The definition of “overwhelmed” is sitting in the floor of your office, surrounded by mountains of filled notebooks, boxes of photos, stacks of reference books, and binders bursting with notes, maps, and printouts of everything from your own articles to bits and pieces of ephemera that you may or may not recall what interested you about them. It’s enough to reduce anyone to a tearful mess. In fact, I’m not entirely sure how I managed to churn out one novel in the midst of the chaos and I am quite certain I wouldn’t be able to produce a second one in the state my workspace (and head) was in before The Great Cleanup of July 2009.

I didn’t become that unorganized overnight and I won’t conquer the issue overnight but I am on my way to understanding my thirst for yet another piece of knowledge, and what on earth to do with it.

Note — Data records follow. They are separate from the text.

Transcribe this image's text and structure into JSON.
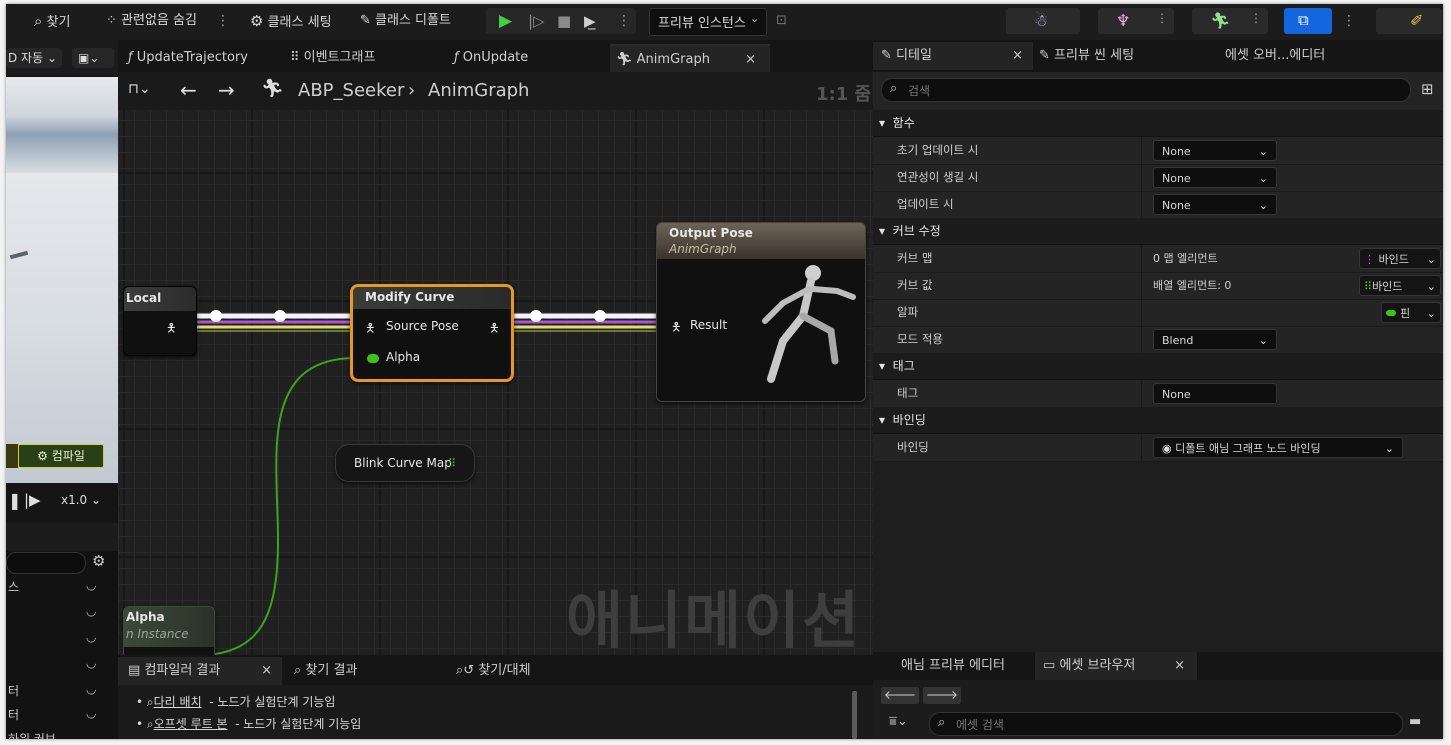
{
  "toolbar": {
    "find": "찾기",
    "hide_unrelated": "관련없음 숨김",
    "class_settings": "클래스 세팅",
    "class_defaults": "클래스 디폴트",
    "preview_instance": "프리뷰 인스턴스"
  },
  "viewport": {
    "lod": "D 자동",
    "compile": "컴파일",
    "speed": "x1.0",
    "list_labels": [
      "스",
      "터",
      "터",
      "하위 커브"
    ]
  },
  "graph_tabs": {
    "tabs": [
      "UpdateTrajectory",
      "이벤트그래프",
      "OnUpdate",
      "AnimGraph"
    ]
  },
  "breadcrumb": {
    "asset": "ABP_Seeker",
    "graph": "AnimGraph",
    "zoom": "1:1 줌"
  },
  "nodes": {
    "local_title": "Local",
    "modify_curve_title": "Modify Curve",
    "source_pose": "Source Pose",
    "alpha": "Alpha",
    "output_title": "Output Pose",
    "output_subtitle": "AnimGraph",
    "result": "Result",
    "blink": "Blink Curve Map",
    "alpha_node_title": "Alpha",
    "alpha_node_subtitle": "n Instance"
  },
  "watermark": "애니메이션",
  "results": {
    "tabs": [
      "컴파일러 결과",
      "찾기 결과",
      "찾기/대체"
    ],
    "lines": [
      {
        "link": "다리 배치",
        "text": "- 노드가 실험단계 기능임"
      },
      {
        "link": "오프셋 루트 본",
        "text": "- 노드가 실험단계 기능임"
      }
    ]
  },
  "details": {
    "tabs": [
      "디테일",
      "프리뷰 씬 세팅",
      "에셋 오버...에디터"
    ],
    "search_placeholder": "검색",
    "categories": {
      "function": "함수",
      "modify_curve": "커브 수정",
      "tag": "태그",
      "binding": "바인딩"
    },
    "rows": {
      "initial_update": "초기 업데이트 시",
      "become_relevant": "연관성이 생길 시",
      "on_update": "업데이트 시",
      "curve_map": "커브 맵",
      "curve_values": "커브 값",
      "alpha": "알파",
      "apply_mode": "모드 적용",
      "tag": "태그",
      "binding": "바인딩"
    },
    "values": {
      "none1": "None",
      "none2": "None",
      "none3": "None",
      "curve_map_value": "0 맵 엘리먼트",
      "curve_values_value": "배열 엘리먼트: 0",
      "bind": "바인드",
      "pin": "핀",
      "apply_mode_value": "Blend",
      "tag_value": "None",
      "binding_value": "디폴트 애님 그래프 노드 바인딩"
    }
  },
  "bottom_panel": {
    "tabs": [
      "애님 프리뷰 에디터",
      "에셋 브라우저"
    ],
    "search_placeholder": "에셋 검색"
  },
  "colors": {
    "accent_green": "#4ec62b",
    "node_selected_border": "#e89a14",
    "exec_blue": "#1a7cff"
  }
}
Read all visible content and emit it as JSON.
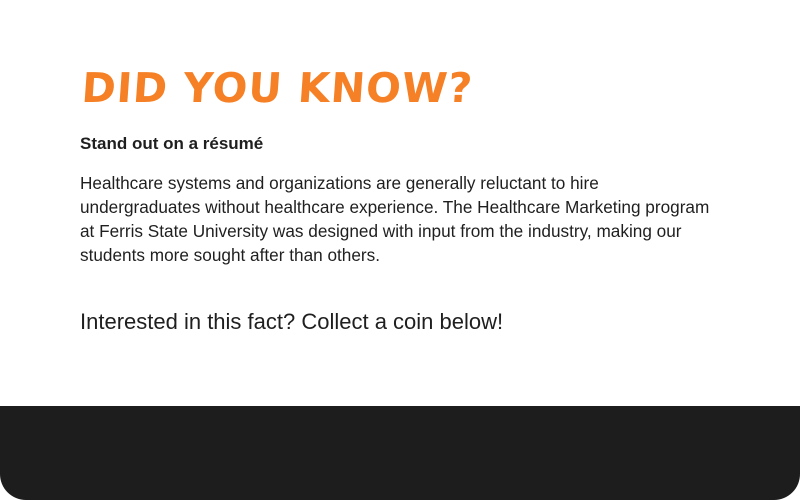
{
  "fact_card": {
    "title": "Did you know?",
    "subtitle": "Stand out on a résumé",
    "body": "Healthcare systems and organizations are generally reluctant to hire undergraduates without healthcare experience. The Healthcare Marketing program at Ferris State University was designed with input from the industry, making our students more sought after than others.",
    "prompt": "Interested in this fact? Collect a coin below!"
  },
  "colors": {
    "accent": "#f58025",
    "text": "#1f1f1f",
    "footer": "#1d1d1d",
    "background": "#ffffff"
  }
}
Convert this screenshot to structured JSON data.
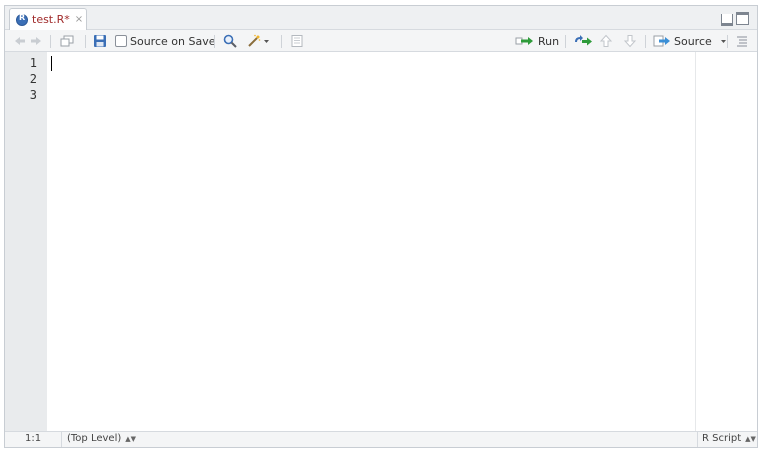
{
  "tab": {
    "filename": "test.R*",
    "close_glyph": "×"
  },
  "toolbar": {
    "source_on_save_label": "Source on Save",
    "run_label": "Run",
    "source_label": "Source"
  },
  "editor": {
    "line_numbers": [
      "1",
      "2",
      "3"
    ]
  },
  "status": {
    "cursor_position": "1:1",
    "scope": "(Top Level)",
    "file_type": "R Script"
  },
  "colors": {
    "accent_green": "#2e9b3a",
    "file_tab_text": "#a02a2a",
    "save_blue": "#3b6fb6"
  }
}
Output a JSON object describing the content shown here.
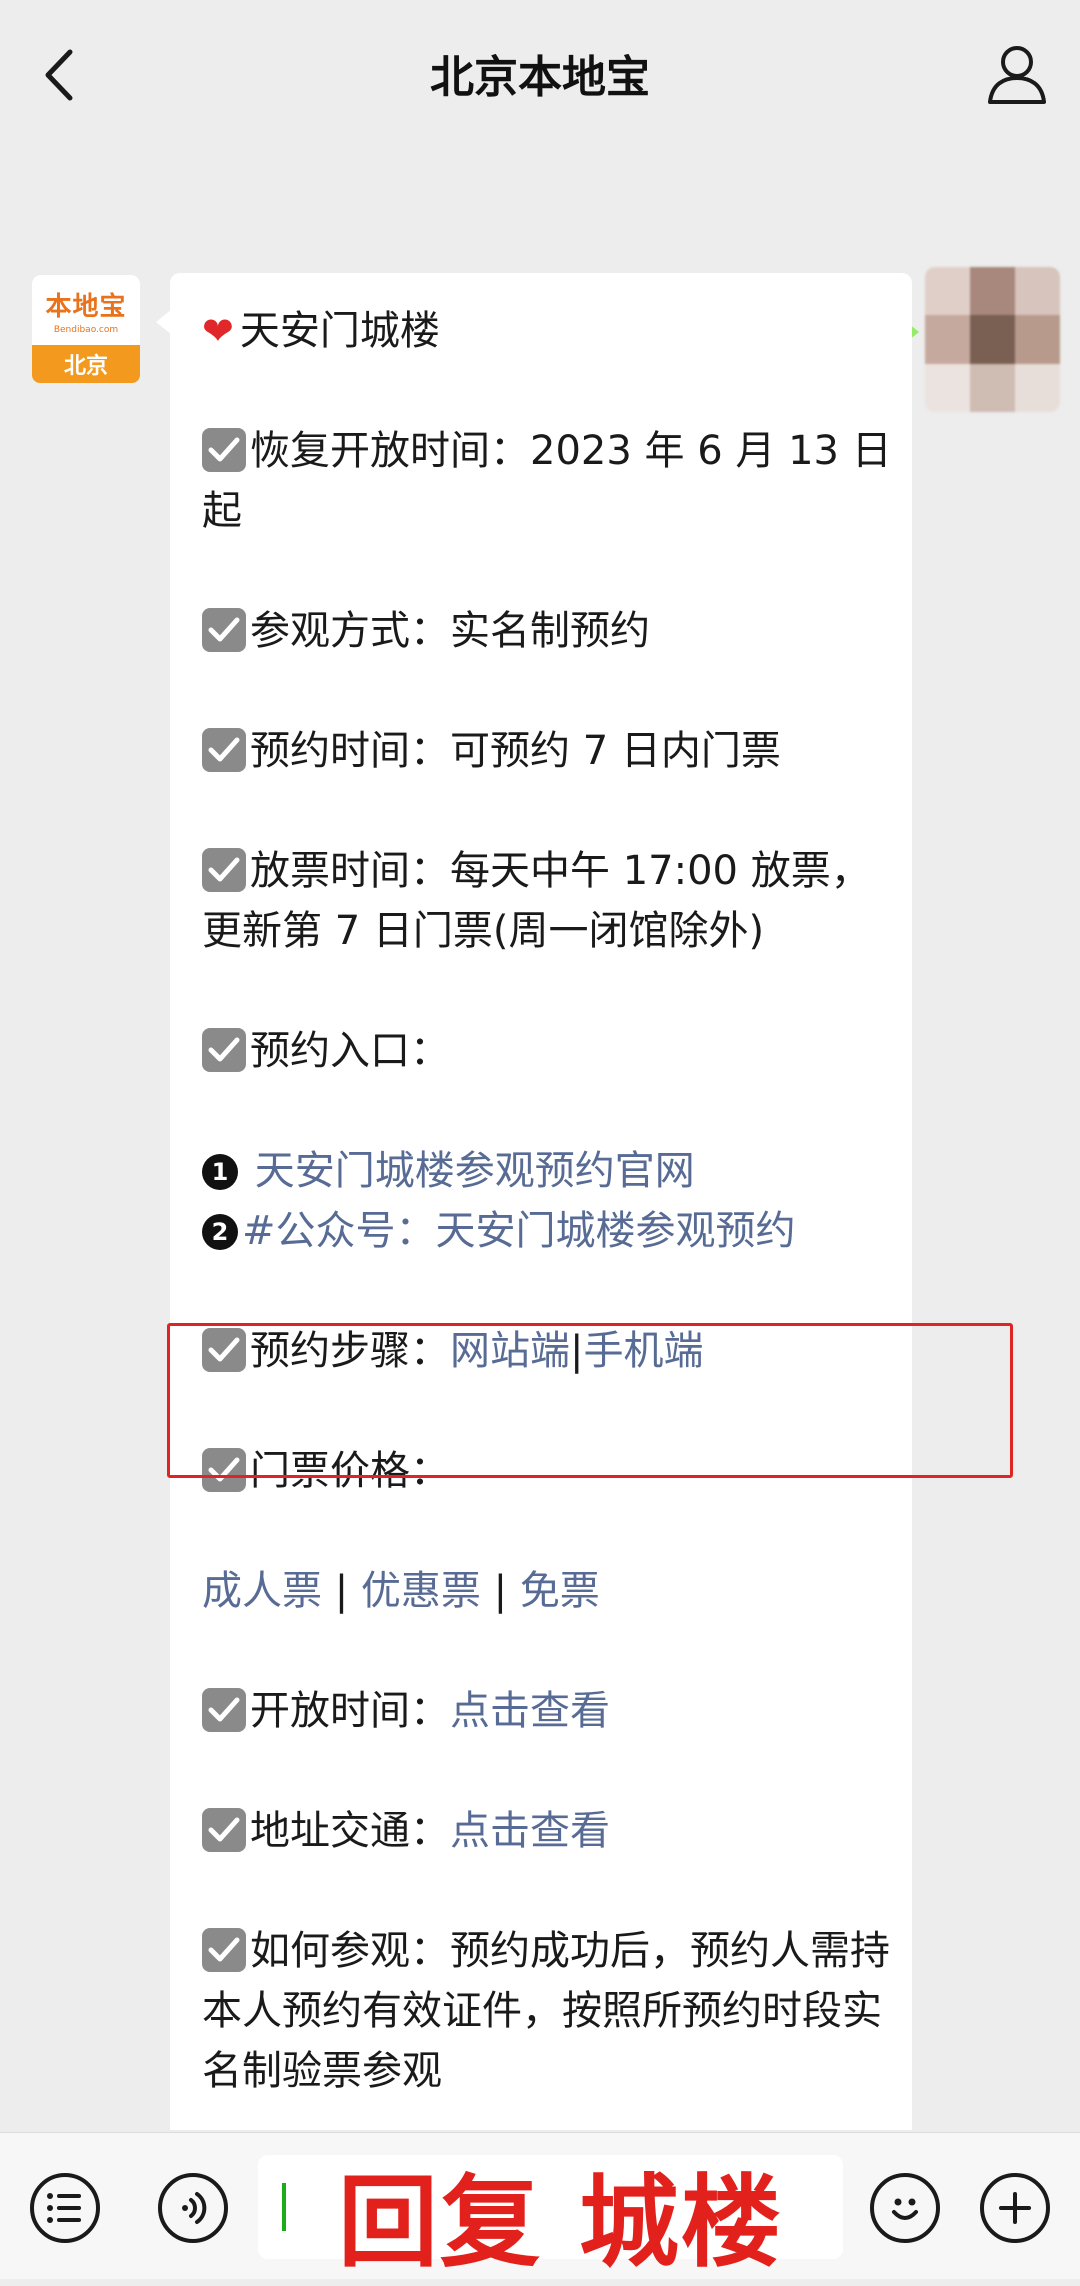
{
  "header": {
    "title": "北京本地宝"
  },
  "chat": {
    "sent_message": "城楼",
    "bot_avatar": {
      "brand": "本地宝",
      "domain": "Bendibao.com",
      "city": "北京"
    },
    "message": {
      "title": "天安门城楼",
      "reopen": "恢复开放时间：2023 年 6 月 13 日起",
      "visit_method": "参观方式：实名制预约",
      "booking_window": "预约时间：可预约 7 日内门票",
      "ticket_release": "放票时间：每天中午 17:00 放票，更新第 7 日门票(周一闭馆除外)",
      "entry_label": "预约入口：",
      "entry_link_1": "天安门城楼参观预约官网",
      "entry_2_prefix": "#公众号：",
      "entry_link_2": "天安门城楼参观预约",
      "steps_label": "预约步骤：",
      "steps_web": "网站端",
      "steps_sep": "|",
      "steps_mobile": "手机端",
      "price_label": "门票价格：",
      "price_adult": "成人票",
      "price_sep": " | ",
      "price_discount": "优惠票",
      "price_free": "免票",
      "hours_label": "开放时间：",
      "hours_link": "点击查看",
      "address_label": "地址交通：",
      "address_link": "点击查看",
      "how_to_visit": "如何参观：预约成功后，预约人需持本人预约有效证件，按照所预约时段实名制验票参观"
    }
  },
  "input_bar": {
    "input_text": "回复 城楼"
  },
  "icons": [
    "back-chevron-icon",
    "profile-icon",
    "heart-icon",
    "checkbox-icon",
    "list-menu-icon",
    "voice-icon",
    "emoji-icon",
    "plus-icon"
  ],
  "colors": {
    "background": "#ededed",
    "sent_bubble": "#95ec69",
    "link": "#576b95",
    "highlight": "#e02424",
    "brand": "#f39a1e"
  }
}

Twyla doesn’t present a step-by-step “out” for the compulsive creative; rather, she goes back to the beginning, to the foundation of what and who we are. She presents exercises to help us understand where our desires are rooted and how to nourish them into blooming beauties. I am in the process of answering questions about myself now that I never thought of before, and understanding where my impulses are coming from.

I have known all my life that I wanted to be a writer, but why did I know it? What switch flipped in my brain, at what age, that established me as a person who would work with words as a “reason for being?” Twyla’s book helps understand the process, and lays a foundation for productive inventiveness whether in art, writing, dance, or any other pursuit. In fact, I rather like how she melds art, movement, and words into a sort of “connected” creative thread. It seems to give me more “dimension” in my thoughts and I hope influences my words as I arrange them.

I know this is a book I will refer to many, many times in my life; in fact, it is taking me longer than usual t read it because I go back and re-read chapters so I completely understand them. Every time I re-read, I find something new; it’s as if the book has a life of its own. Thank you, Twyla, for the perspective and the encouragement.